Cass Sunstein e Adrian Vermeule analisaram como teorias conspiratórias se fortalecem em ambientes fechados, nos quais as pessoas passam a confiar mais no grupo do que em fontes externas de verificação (Sunstein; Vermeule, 2009). Estudos de Jan-Willem van Prooijen e Karen Douglas também mostram que crenças conspiratórias tendem a crescer em momentos de crise, ameaça social e perda de controle percebido (Van Prooijen; Douglas, 2017; 2018).  

A dissonância cognitiva ajuda a explicar parte do fenômeno. Quando uma pessoa investiu anos de sua identidade em uma liderança política, admitir que essa liderança errou, mentiu ou perdeu pode ser psicologicamente doloroso. Para reduzir esse desconforto, ela pode preferir uma explicação alternativa: “houve fraude”, “a imprensa manipula”, “o sistema está contra nós”, “a agência técnica persegue patriotas”, “a marca de chinelo declarou guerra à direita”.
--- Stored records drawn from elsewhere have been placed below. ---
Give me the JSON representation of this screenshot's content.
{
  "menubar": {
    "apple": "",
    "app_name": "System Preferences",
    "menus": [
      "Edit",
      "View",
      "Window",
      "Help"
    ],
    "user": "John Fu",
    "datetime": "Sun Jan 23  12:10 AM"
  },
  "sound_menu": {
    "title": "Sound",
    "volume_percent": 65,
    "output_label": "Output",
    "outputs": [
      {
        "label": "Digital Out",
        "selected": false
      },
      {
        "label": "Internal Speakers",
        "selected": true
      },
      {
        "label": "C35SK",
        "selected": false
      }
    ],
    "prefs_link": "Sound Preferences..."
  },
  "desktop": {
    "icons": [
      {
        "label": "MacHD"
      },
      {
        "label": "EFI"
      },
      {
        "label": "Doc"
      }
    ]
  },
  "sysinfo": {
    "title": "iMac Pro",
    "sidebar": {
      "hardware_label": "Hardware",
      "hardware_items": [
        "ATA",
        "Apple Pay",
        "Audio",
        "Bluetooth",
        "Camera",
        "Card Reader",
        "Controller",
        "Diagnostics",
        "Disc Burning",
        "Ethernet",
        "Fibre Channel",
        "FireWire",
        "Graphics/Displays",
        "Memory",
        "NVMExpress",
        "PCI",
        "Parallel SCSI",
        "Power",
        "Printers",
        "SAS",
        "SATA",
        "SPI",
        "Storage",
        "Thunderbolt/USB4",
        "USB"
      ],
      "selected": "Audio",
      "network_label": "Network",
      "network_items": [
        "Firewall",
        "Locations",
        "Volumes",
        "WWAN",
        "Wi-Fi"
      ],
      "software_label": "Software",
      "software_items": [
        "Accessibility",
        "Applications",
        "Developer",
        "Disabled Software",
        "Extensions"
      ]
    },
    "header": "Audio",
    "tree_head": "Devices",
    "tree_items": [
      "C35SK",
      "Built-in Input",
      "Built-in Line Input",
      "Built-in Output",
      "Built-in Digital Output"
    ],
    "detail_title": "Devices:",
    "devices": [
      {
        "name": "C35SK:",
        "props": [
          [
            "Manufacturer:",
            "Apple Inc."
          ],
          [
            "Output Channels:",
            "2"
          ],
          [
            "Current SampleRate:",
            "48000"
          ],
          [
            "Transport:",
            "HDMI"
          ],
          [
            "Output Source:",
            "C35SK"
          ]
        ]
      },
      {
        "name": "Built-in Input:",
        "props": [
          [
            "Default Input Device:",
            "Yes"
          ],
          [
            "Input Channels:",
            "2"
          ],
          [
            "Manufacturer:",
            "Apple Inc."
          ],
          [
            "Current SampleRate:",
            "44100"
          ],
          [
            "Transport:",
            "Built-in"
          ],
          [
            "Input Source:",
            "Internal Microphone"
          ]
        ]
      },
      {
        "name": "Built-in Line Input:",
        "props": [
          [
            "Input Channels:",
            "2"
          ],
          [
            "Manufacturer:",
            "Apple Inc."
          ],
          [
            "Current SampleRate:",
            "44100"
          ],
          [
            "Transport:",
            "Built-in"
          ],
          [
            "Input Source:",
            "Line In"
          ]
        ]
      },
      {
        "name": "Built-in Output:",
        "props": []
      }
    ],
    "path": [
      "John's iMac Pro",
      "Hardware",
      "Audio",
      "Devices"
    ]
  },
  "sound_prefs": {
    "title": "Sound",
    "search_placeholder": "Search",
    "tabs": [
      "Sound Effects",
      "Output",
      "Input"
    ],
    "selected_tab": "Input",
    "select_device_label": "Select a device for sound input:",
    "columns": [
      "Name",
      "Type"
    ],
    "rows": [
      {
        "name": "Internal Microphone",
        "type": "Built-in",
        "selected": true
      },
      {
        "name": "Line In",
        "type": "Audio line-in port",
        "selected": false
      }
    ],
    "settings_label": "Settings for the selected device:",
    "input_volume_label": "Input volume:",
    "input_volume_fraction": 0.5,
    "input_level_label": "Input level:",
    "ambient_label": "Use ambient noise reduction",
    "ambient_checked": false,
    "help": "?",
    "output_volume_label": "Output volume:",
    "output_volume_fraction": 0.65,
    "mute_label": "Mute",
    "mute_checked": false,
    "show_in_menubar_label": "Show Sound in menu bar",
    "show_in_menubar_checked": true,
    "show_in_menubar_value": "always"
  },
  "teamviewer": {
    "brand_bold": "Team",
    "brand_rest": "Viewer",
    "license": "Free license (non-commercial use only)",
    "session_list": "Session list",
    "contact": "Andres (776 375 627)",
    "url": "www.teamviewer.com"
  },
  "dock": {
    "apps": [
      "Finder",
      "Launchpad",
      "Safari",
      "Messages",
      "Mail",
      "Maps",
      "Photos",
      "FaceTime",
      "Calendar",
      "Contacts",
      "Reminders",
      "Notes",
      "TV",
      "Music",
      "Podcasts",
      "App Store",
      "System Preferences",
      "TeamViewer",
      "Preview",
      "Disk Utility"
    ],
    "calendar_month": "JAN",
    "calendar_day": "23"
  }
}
Nesse ponto, a realidade não é mais avaliada por evidências, mas por lealdade. O fato só é aceito se protege o grupo. A prova só vale se confirma a narrativa. A autoridade técnica só é respeitada se concorda com o líder. É uma inversão grave: a política deixa de ser orientada pela realidade e passa a tentar forçar a realidade a obedecer à política.


4. O risco sanitário como performance ideológica

O caso do detergente é especialmente preocupante porque ultrapassa o campo simbólico e toca diretamente a saúde pública. Uma coisa é rasgar cartaz, jogar chinelo fora ou cantar diante de um pneu. Outra coisa é brincar com produto de limpeza para provar fidelidade política.

A Anvisa é uma instituição técnica. Pode errar? Sim, qualquer instituição pode. Deve ser fiscalizada? Evidentemente. Mas fiscalização não é o mesmo que linchamento simbólico. Questionar decisões públicas faz parte da democracia; transformar uma decisão sanitária em conspiração partidária é outra coisa.

Quando um órgão regulador determina restrição, suspensão ou recolhimento de produtos, a discussão deve ocorrer com base em laudos, normas, riscos, procedimentos e direito de defesa. Não com bravatas digitais. Não com desafio tribal. Não com gesto perigoso para ganhar curtidas.

Esse tipo de cena mostra como a guerra cultural pode contaminar áreas que deveriam ser protegidas por critérios técnicos mínimos. Saúde pública não pode depender de torcida. Vigilância sanitária não pode ser julgada como se fosse Fla-Flu ideológico. Produto de limpeza não é manifesto político.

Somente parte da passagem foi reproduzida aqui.